Arturus Architects’ long-delayed plan gets go-ahead after culture secrtary rejects late bid to list existing stadium
Arturus Architects’ long-delayed plan for a £40m stadium for Bristol Rovers has cleared an unexpected final hurdle after the government rejected an eleventh-hour bid to list the club’s existing ground.
Opponents of the club’s plan to sell its Memorial Ground stadium to supermarket firm Sainsbury’s – which would fund its purpose-build new 21,000-seat arena – made the listing application.
They argued that the Memorial Ground, known as the Mem, was paid for by public subscription after the First World War as an imaginative way of honouring the city’s sportsmen killed in the trenches.
To build a supermarket on a community asset and war memorial was “shameful”, they said.
The Mem’s gates, covered in plaques, are listed but local objectors argued the entire ground should be given protected status.
One of them, Jamie Carstairs, said: “The whole of the Memorial Ground site is their war memorial, not just the entrance gates.
“One without the other would be like an altar without its church.”
But the secretary of state has now confirmed English Heritage’s (EH) ruling that the site does not have sufficient architectural or historic interest.
“The decision not to list was based on the lack of survival of the original stand of 1921 and the fact that the replacement stands dating from the late 1930s onwards do not display sufficient levels of innovation in their design or the architectural interest necessary to merit listing,” said a statement from EH.
The decision was welcomed by Arturus associate Simon Stacey, who said work on the new stadium should now start this summer, despite Rovers’ recent relegation into the conference after 94 years in the football league.
It also paves the way for work to start on the supermarket plus some housing, designed by Stride Treglown. Both schemes have planning permission but were delayed first by a judicial review and then by the listing bid.

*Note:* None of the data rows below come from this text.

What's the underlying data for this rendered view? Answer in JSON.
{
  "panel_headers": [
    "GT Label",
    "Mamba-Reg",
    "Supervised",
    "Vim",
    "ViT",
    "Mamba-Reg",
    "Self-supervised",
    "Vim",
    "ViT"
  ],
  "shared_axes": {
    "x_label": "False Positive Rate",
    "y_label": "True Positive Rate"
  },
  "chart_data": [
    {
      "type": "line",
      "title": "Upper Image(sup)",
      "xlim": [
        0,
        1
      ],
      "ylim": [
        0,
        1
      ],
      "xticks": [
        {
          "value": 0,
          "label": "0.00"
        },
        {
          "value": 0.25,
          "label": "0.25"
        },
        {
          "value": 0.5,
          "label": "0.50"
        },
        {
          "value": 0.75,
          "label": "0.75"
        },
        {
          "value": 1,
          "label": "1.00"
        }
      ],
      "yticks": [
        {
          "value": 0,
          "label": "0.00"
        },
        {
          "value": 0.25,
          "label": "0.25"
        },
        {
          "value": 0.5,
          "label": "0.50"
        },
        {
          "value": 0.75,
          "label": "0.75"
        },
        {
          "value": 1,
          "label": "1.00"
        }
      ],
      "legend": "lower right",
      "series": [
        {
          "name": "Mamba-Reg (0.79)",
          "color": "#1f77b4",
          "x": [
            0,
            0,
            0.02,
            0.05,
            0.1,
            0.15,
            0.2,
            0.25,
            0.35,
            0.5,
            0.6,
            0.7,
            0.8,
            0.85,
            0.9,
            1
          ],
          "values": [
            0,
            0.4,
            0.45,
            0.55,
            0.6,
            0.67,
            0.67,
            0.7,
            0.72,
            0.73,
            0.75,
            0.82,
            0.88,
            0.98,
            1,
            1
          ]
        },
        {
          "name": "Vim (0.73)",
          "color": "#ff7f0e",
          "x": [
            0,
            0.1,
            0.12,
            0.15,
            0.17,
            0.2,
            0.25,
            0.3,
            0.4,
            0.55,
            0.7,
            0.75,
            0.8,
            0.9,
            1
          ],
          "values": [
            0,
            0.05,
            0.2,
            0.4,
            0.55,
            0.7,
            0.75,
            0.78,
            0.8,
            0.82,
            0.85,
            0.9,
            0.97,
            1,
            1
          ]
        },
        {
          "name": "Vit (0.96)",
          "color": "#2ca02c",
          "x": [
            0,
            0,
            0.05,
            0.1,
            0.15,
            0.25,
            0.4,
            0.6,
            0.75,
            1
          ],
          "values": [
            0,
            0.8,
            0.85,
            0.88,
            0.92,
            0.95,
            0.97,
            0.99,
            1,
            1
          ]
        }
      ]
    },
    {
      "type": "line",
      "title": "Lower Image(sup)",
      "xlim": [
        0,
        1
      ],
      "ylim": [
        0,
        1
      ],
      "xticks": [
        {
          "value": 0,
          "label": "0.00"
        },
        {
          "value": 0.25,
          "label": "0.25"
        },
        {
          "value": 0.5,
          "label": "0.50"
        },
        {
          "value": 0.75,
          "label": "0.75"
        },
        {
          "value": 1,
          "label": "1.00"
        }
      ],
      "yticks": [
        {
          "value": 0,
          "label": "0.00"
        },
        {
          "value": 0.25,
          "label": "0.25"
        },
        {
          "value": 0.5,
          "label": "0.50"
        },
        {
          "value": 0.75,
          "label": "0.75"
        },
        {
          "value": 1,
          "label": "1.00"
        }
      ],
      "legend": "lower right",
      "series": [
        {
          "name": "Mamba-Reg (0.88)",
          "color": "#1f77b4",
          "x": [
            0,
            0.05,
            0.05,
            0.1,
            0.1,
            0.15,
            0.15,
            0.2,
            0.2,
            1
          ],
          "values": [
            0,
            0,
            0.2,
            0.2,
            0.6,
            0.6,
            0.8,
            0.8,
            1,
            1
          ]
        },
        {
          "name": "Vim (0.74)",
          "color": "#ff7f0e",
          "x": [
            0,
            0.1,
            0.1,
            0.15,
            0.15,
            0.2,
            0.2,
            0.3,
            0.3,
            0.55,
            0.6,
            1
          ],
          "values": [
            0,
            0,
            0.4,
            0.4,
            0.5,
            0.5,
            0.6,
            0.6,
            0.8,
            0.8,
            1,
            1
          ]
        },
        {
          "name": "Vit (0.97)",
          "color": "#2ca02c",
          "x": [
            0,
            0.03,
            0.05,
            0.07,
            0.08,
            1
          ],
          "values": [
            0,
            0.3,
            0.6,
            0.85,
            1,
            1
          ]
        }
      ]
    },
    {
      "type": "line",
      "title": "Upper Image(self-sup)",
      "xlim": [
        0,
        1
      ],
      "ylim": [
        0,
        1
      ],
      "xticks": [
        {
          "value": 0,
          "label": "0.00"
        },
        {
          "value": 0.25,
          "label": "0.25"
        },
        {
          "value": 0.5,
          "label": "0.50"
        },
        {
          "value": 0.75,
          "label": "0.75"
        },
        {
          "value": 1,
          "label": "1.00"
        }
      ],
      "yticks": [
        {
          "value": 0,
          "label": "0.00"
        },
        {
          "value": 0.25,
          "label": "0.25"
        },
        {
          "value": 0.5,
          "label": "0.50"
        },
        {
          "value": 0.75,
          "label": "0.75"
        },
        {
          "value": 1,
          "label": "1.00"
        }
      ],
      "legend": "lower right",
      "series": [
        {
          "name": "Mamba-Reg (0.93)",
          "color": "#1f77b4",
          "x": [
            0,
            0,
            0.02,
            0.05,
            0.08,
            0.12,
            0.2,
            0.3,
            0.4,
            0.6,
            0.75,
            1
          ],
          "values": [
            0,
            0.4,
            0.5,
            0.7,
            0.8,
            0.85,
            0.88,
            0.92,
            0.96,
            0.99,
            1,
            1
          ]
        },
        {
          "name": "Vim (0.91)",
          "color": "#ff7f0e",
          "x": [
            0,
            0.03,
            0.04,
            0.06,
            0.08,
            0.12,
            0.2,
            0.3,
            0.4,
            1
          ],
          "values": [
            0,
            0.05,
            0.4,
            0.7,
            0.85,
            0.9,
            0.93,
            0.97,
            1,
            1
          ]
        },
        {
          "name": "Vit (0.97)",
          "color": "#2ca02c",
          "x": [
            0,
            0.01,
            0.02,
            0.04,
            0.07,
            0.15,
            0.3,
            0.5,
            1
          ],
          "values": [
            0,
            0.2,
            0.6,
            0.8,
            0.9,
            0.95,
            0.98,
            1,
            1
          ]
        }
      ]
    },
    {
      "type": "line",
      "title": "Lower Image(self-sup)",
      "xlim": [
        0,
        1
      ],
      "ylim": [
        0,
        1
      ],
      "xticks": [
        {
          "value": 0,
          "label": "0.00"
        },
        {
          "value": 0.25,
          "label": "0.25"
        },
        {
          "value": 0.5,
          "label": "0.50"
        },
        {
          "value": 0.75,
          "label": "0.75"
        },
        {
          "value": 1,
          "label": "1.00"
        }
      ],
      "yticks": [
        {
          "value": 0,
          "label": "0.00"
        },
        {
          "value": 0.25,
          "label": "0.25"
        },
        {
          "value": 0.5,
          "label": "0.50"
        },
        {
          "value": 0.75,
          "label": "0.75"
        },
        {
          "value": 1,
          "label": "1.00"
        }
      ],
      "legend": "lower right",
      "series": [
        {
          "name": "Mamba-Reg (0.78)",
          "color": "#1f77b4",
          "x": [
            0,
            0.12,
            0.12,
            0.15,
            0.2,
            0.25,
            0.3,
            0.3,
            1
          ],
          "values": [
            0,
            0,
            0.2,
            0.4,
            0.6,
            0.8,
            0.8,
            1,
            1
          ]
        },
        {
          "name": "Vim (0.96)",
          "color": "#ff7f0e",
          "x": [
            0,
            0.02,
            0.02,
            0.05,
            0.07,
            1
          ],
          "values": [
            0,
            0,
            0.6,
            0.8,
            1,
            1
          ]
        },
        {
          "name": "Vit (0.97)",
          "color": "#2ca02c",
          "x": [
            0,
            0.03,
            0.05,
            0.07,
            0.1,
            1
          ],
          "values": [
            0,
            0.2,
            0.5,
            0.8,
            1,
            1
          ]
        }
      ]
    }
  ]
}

The new stadium and a 1,000-space car park will be built at and shared with the University of the West of England, freeing up space on its campus for new developments within a Stride Treglown masterplan.
“UWE already has a framework but as we’re doing the biggest building on the campus we hope we might be considered for some of that work,” said Stacey.
Buckingham Group is understood to be lined up to build the new stadium.
Meanwhile, work is also set to start this summer on redeveloping the home of Bristol’s other football club, which has similarly involved a long battle with the community.
League One Bristol City was forced to abandon plans to move to a Populous-designed stadium after protestors succeeded in getting part of the new site designated a village green. It has now won planning for a piecemeal rebuilding of the stands at its existing ground, Ashton Gate, using Liverpool architect KKA.